Throngs of incoming medical students, known as white coats, stood up as soon as Kristin Collier, an assistant professor of medicine at the University of Michigan, began speaking at the Hill Auditorium during the white coat ceremony in the city of Ann Arbor.
One video capturing the walkout was uploaded to Twitter and retweeted more than 74,000 times as of Monday afternoon.
Collier, who is also the director of the university’s medical school health, spirituality and religion program, has shared anti-abortion views on her personal Twitter account and in interviews.
On June 24, she tweeted support for the Supreme Court’s decision to overturn Roe v. Wade and the 50-year constitutional right to abortion.
In another May 4 tweet, Collier said that “liberation that costs innocent lives is just oppression that is redistributed.”
“Holding on to a view of feminism where one fights for the rights of all women and girls, especially those who are most vulnerable,” she wrote in another tweet. “I can’t not lament the violence directed at my prenatal sisters in the act of abortion, done in the name of autonomy.”
The Hill has reached out to the University of Michigan Medical School for comment. The college has not mentioned the walkout or the keynote address from Collier but has shared posts applauding the incoming class.
After the Supreme Court’s decision overturning Roe v.
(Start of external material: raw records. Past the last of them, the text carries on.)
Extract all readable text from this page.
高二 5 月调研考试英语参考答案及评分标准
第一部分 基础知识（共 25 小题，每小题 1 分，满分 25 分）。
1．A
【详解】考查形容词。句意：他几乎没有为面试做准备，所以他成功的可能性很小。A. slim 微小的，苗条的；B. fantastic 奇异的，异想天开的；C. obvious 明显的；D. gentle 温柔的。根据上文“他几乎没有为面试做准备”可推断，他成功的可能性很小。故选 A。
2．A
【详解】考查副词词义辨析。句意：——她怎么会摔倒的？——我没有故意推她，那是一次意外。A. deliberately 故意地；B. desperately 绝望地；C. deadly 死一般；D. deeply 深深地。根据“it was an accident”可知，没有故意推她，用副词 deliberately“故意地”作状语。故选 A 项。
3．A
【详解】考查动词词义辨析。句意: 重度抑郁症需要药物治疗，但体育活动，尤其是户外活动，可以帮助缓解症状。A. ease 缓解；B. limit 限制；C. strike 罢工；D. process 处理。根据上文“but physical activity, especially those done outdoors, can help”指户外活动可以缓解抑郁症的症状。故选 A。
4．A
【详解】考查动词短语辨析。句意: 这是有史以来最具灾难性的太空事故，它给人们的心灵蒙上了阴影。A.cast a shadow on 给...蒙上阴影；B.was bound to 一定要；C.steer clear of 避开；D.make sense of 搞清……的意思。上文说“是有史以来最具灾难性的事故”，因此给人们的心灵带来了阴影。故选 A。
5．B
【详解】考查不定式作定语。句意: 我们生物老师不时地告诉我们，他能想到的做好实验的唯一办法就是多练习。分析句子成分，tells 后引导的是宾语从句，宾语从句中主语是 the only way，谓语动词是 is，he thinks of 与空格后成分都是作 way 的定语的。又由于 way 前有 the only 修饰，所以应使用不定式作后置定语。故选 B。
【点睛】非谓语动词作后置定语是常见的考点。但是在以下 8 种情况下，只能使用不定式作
Wade, University of Michigan President Mary Sue Coleman said she supported abortion rights and would “do everything in my power as president to ensure we continue to provide this critically important care.”
“Our campus is more than half women; we care about our own communities as well as those we serve through clinical care and education,” Coleman said in a statement last month. “I am deeply concerned about how prohibiting abortion would affect U-M’s medical teaching, our research, and our service to communities in need.”
A petition to remove Collier as the keynote speaker ahead of the Sunday ceremony collected signatures from more than 340 incoming and current students, according to The Michigan Daily.
Despite the pressure, the school declined to remove Collier as a speaker.
A spokesperson told The Michigan Daily that the professor was selected based on her qualifications and that the school wouldn’t rescind her selection because of her views on abortion.